Now when I reached my destination – ah, now I remember, a newly-opened bookstore – and browsed the shelves, I came across an eye-catching book, “How to Become a Perfect Stranger- The Essential Religious Etiquette Handbook.” So, just like that my “prayers” were answered.
To excerpt a piece from its Foreword, “the book provides North Americans with an inviting point of entry into the world of religious pluralism. As we become comfortable with the ways in which others pray, marry, bury and celebrate, we can move more effectively toward a sense of our single yet diverse peoplehood. Although we are diverse racially, religiously and culturally, we are united by principles and ideals that celebrate our very differences.”
A truism follows a page later in the book’s Preference, namely that 11:00 on Sunday morning is the most segregated hour in America. In addition to race, it applies to religion as well. Why? Well, the fact is that people worship with those who “look like us,” live like us,” “think like us,” and “believe like us.”
And that truism states further; “So while white and black Americans, for example, do not, as a rule, worship together in large numbers, neither do evangelical and liberal Lutherans, Satmar and Lubavitcher Hasidim, Sunni and Shiite Muslims, let alone Jews and Presbyterians, Greek Orthodox and Quakers or Methodists and Buddhists.”
Now I write all the above-mentioned to say this: Because we live in such isolation from one another, we’re often ill-prepared and courageous enough to speak honestly across racial and, as well, religious lines, so we avoid the conversation or “outsource” them to the ratings hungry and sometimes exploitive media. And the consequences are worrisome.
Or should be.
Stated better than I could ever do, the book writes that it “(the book) comes at a time when the airwaves and radio talk shows are dominated by those who would use faith to cover up for intolerance, who exploit eternal truths for short-term gain and who cynically use the spark of faith to ignite culture wars and divide America into bickering camps.”
Now let’s dovetail to hard evidence of our need to venture out of our bubbles of isolation into honest exploration and meaningful dialogue, if nothing else to catch a fleeting glimpse of those who may worship in ways that differ from us.

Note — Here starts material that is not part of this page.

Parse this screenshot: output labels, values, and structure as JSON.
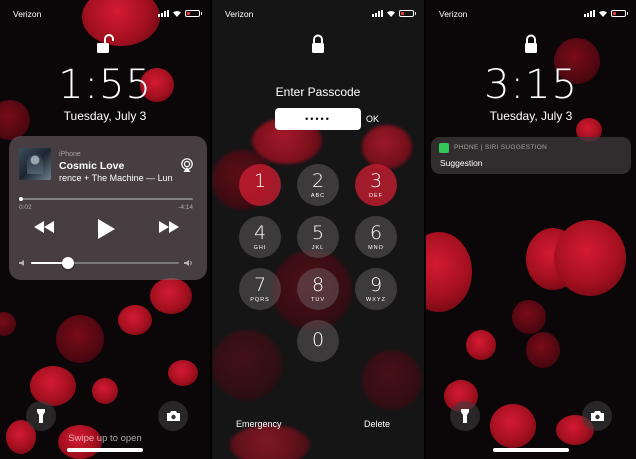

That evidence? The horrific anti-Semitic attacks on Jews and Jewish establishments in Pittsburgh, Jersey City and New York, the latter of which culminated with stabbings at a Hanukkah celebration at a rabbi’s home. Rampant Islamophobia, the attacks on African American churches in the South, etc., all based on fear, hatred, stereotypes and a lack of basic information. And I could go on.
So, how can we forge ahead with a positive counter narrative, drive a stake into the heart of hate and ignorance and divisive headlines?

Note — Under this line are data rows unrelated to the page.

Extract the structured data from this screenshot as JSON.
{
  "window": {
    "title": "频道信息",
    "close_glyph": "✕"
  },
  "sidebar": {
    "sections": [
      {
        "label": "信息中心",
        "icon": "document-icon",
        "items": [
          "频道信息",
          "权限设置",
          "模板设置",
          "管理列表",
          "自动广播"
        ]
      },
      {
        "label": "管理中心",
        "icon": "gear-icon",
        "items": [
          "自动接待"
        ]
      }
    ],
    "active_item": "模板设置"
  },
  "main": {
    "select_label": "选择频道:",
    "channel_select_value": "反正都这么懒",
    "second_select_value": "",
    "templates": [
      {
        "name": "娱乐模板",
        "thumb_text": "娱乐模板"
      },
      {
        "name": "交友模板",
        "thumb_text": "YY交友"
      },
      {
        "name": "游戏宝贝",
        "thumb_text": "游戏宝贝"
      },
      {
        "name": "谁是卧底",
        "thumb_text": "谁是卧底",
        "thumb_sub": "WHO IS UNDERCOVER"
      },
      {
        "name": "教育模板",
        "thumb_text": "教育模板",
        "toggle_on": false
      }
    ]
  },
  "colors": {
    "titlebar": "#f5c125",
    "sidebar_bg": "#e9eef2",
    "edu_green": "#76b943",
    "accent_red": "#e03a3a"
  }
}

Well there’s a quote I picked up from a source at that same bookstore. It reads like this: “Like we only see one side of the moon, we only see one side of our neighbor.”
So applying that quote as a preamble to the “Everything You Need to Know Before You Go Checklist” provided in “How to Become a Perfect Stranger- The Essential Religious Etiquette Handbook” offers a good start for seeing the other side of a neighbor of a different faith, a sweet spot where we may be surprised to learn about the commonalities and the values we all share.
Here’s how it’s laid out:
Each chapter on 29 different religions (Baptist, Buddhist, Islam, Judaism, Presbyterian, Roman Catholic Lutheran, Jehovah’s Witnesses, etc.) answers these questions:
- How should I be dressed?
- What will happen during the service?
- What will happen after the service?
- Should I bring a gift?
- Will I be expected to participate in some way?

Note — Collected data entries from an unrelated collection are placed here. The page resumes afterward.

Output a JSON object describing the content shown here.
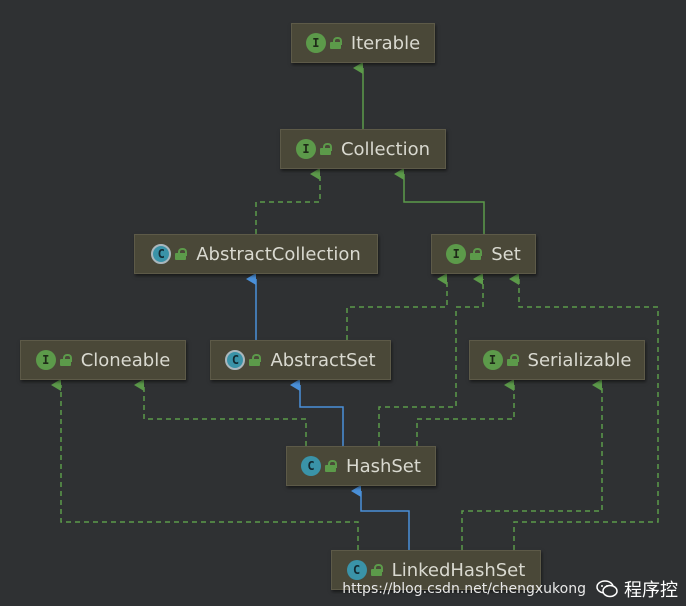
{
  "diagram": {
    "nodes": {
      "iterable": {
        "label": "Iterable",
        "kind": "interface",
        "badge": "I"
      },
      "collection": {
        "label": "Collection",
        "kind": "interface",
        "badge": "I"
      },
      "abstract_collection": {
        "label": "AbstractCollection",
        "kind": "abstract-class",
        "badge": "C"
      },
      "set": {
        "label": "Set",
        "kind": "interface",
        "badge": "I"
      },
      "cloneable": {
        "label": "Cloneable",
        "kind": "interface",
        "badge": "I"
      },
      "abstract_set": {
        "label": "AbstractSet",
        "kind": "abstract-class",
        "badge": "C"
      },
      "serializable": {
        "label": "Serializable",
        "kind": "interface",
        "badge": "I"
      },
      "hash_set": {
        "label": "HashSet",
        "kind": "class",
        "badge": "C"
      },
      "linked_hash_set": {
        "label": "LinkedHashSet",
        "kind": "class",
        "badge": "C"
      }
    },
    "edges": [
      {
        "from": "collection",
        "to": "iterable",
        "type": "extends-interface"
      },
      {
        "from": "abstract_collection",
        "to": "collection",
        "type": "implements"
      },
      {
        "from": "set",
        "to": "collection",
        "type": "extends-interface"
      },
      {
        "from": "abstract_set",
        "to": "abstract_collection",
        "type": "extends"
      },
      {
        "from": "abstract_set",
        "to": "set",
        "type": "implements"
      },
      {
        "from": "hash_set",
        "to": "abstract_set",
        "type": "extends"
      },
      {
        "from": "hash_set",
        "to": "set",
        "type": "implements"
      },
      {
        "from": "hash_set",
        "to": "cloneable",
        "type": "implements"
      },
      {
        "from": "hash_set",
        "to": "serializable",
        "type": "implements"
      },
      {
        "from": "linked_hash_set",
        "to": "hash_set",
        "type": "extends"
      },
      {
        "from": "linked_hash_set",
        "to": "set",
        "type": "implements"
      },
      {
        "from": "linked_hash_set",
        "to": "cloneable",
        "type": "implements"
      },
      {
        "from": "linked_hash_set",
        "to": "serializable",
        "type": "implements"
      }
    ],
    "colors": {
      "background": "#2f3133",
      "node_fill": "#4a4838",
      "interface_badge": "#5c9a4a",
      "class_badge": "#3a93a8",
      "implements_line": "#5c9a4a",
      "extends_line": "#4a90d9",
      "label_text": "#d9d9d0"
    }
  },
  "watermark": {
    "logo_text": "程序控",
    "url": "https://blog.csdn.net/chengxukong",
    "icon": "wechat-chat-icon"
  }
}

The beauty of the book is that it also covers dogma and ideology, holy days and festivals and funerals and mourning.
So armed now with this great resource, I drove back home, jotted down the names of different places of worship for later research, and even started thinking about planning select visits to see the other side of my neighbors!
As the old saying goes, “the impossible is too often untried!” Another truism if there ever was one.